Two pieces of stable wood, ~2 inches high and between 20-24 inches long with flat and parallel top and bottoms.
Old school meets new school...though rarely used these days, winding sticks were once an essential part of a good woodworking shop and was a tool used to help remove twist from boards when manually leveling them. The winding stick was placed one on each end of the board to be flattened then sighted along the top. Twist or unevenness of the board showed up as non-aligned tops. Plane, sight, repeat until flat. Although winding sticks looks quite primitive, they're actually very sensitive. The third photo shows the winding stick in use on a flattened board where a piece of paper was placed on one side (towards the back). The paper thickness is sufficient to show a discrepancy between the front and back.

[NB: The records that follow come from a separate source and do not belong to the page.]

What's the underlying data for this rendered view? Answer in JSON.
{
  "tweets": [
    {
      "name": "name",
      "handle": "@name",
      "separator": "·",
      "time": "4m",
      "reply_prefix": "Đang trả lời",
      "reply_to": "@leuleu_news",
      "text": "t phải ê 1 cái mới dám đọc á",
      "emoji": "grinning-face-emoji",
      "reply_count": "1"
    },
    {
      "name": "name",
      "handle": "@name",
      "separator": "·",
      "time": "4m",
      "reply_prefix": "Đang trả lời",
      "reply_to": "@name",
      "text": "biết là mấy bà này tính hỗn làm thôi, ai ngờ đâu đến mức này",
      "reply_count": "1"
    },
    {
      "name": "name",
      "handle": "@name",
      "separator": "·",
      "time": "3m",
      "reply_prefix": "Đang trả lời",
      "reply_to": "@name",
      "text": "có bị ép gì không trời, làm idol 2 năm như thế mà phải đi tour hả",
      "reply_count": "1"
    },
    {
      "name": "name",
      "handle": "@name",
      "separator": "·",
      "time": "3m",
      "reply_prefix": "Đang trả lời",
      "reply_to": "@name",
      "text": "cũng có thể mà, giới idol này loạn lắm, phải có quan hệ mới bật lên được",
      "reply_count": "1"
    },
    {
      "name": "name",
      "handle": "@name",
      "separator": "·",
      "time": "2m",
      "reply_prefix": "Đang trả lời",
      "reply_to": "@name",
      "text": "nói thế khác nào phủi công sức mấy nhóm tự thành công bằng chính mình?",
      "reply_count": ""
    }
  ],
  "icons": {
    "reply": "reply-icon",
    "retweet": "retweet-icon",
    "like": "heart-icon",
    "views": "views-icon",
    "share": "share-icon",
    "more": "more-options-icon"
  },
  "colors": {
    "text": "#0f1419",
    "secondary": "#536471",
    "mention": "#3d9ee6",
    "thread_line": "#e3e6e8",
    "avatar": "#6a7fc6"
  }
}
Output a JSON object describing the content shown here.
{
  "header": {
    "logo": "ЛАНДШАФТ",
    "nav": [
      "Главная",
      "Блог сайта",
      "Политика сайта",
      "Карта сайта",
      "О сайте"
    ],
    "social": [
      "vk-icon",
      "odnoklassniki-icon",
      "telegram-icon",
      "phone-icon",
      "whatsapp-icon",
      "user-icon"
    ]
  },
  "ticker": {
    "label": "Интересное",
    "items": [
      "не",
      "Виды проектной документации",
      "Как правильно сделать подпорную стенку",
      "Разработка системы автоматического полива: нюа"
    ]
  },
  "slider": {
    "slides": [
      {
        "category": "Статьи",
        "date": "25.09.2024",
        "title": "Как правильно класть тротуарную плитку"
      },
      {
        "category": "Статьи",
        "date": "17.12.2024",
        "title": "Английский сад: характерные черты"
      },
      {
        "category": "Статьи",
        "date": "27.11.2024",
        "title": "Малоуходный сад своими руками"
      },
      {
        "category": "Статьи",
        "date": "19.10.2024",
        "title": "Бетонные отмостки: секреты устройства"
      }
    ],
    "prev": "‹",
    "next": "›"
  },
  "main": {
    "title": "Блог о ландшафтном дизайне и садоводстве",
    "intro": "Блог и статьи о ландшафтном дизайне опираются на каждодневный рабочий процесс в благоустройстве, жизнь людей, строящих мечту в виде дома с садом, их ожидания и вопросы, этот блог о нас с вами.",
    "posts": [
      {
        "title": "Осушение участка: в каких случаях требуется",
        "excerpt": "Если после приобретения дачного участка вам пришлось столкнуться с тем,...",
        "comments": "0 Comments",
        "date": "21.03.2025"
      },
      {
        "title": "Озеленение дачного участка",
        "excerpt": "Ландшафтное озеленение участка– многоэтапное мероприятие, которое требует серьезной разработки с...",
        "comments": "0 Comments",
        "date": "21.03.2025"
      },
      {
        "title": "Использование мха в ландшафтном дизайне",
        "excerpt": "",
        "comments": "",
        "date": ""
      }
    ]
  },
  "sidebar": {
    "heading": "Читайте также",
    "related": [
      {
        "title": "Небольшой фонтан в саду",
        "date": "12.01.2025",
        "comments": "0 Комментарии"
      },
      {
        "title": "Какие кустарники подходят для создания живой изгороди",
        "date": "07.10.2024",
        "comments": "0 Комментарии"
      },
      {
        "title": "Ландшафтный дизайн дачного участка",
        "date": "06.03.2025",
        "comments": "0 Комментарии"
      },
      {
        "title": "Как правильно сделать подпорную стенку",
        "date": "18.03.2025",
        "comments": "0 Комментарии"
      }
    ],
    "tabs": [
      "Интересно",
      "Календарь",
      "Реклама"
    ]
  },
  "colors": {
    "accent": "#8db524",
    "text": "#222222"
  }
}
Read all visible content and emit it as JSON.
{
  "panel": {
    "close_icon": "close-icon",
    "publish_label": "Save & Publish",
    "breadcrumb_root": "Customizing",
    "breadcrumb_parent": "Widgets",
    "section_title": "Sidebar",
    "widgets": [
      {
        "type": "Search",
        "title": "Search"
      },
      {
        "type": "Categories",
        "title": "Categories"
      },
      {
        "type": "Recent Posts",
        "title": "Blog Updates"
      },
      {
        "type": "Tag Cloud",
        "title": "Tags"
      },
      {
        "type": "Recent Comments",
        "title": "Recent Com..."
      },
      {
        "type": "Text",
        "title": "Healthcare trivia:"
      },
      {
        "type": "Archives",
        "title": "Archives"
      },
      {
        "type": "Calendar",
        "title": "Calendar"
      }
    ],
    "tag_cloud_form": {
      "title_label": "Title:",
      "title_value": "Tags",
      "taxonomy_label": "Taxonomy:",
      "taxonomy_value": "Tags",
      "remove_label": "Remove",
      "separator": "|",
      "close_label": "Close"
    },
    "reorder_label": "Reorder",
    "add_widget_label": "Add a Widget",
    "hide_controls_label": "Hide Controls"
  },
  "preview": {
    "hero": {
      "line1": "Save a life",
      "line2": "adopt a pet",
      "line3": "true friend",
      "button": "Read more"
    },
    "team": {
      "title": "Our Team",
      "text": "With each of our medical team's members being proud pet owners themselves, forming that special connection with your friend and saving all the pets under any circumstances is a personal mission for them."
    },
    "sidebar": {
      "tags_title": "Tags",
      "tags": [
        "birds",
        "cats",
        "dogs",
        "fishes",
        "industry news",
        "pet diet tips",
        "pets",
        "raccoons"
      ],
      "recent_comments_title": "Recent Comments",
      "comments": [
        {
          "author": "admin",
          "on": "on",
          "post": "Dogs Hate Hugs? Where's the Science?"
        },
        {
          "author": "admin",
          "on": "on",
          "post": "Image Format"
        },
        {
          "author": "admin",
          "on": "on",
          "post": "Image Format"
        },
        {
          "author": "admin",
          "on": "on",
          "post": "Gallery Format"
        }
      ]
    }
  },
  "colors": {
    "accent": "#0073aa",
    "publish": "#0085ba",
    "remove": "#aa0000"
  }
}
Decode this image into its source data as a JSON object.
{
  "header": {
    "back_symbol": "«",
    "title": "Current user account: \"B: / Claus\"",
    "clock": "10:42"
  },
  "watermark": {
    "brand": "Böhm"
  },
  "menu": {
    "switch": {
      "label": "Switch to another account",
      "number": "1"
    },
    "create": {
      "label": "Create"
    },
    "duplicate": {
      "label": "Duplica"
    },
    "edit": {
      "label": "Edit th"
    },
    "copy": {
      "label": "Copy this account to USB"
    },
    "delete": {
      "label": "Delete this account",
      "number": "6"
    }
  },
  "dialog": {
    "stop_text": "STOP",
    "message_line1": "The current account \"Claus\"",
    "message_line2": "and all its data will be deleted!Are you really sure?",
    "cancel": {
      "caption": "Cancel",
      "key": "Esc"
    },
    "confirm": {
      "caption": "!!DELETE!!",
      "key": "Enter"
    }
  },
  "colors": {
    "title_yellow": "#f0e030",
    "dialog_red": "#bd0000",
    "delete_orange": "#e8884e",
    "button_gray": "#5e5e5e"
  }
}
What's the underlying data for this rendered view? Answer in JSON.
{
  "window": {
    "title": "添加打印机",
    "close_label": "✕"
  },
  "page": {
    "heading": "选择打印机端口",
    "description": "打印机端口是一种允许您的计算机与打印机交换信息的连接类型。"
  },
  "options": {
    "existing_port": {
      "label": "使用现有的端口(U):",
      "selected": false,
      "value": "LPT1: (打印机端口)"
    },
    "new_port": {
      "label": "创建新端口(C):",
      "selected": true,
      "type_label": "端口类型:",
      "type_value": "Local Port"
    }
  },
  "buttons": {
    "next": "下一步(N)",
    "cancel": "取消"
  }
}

The most common winding sticks are just two sticks with perfectly flattened tops and bottoms. Because it's sometimes difficult to sight the two sticks, a contrasting piece of wood is sometimes used for the rear piece, the deluxe version of which is the half-moon design that uses a hole in the rear piece which makes it much easier to see unevenness.
The included pattern assumes you already have a flat, parallel piece of wood cut to size. Align/adjust the half-moon pattern so it aligns correctly at the top and sides of your stick. Cut the pocket portion then the inside cut. On mine, I added a bevel and cut a groove on the bottom.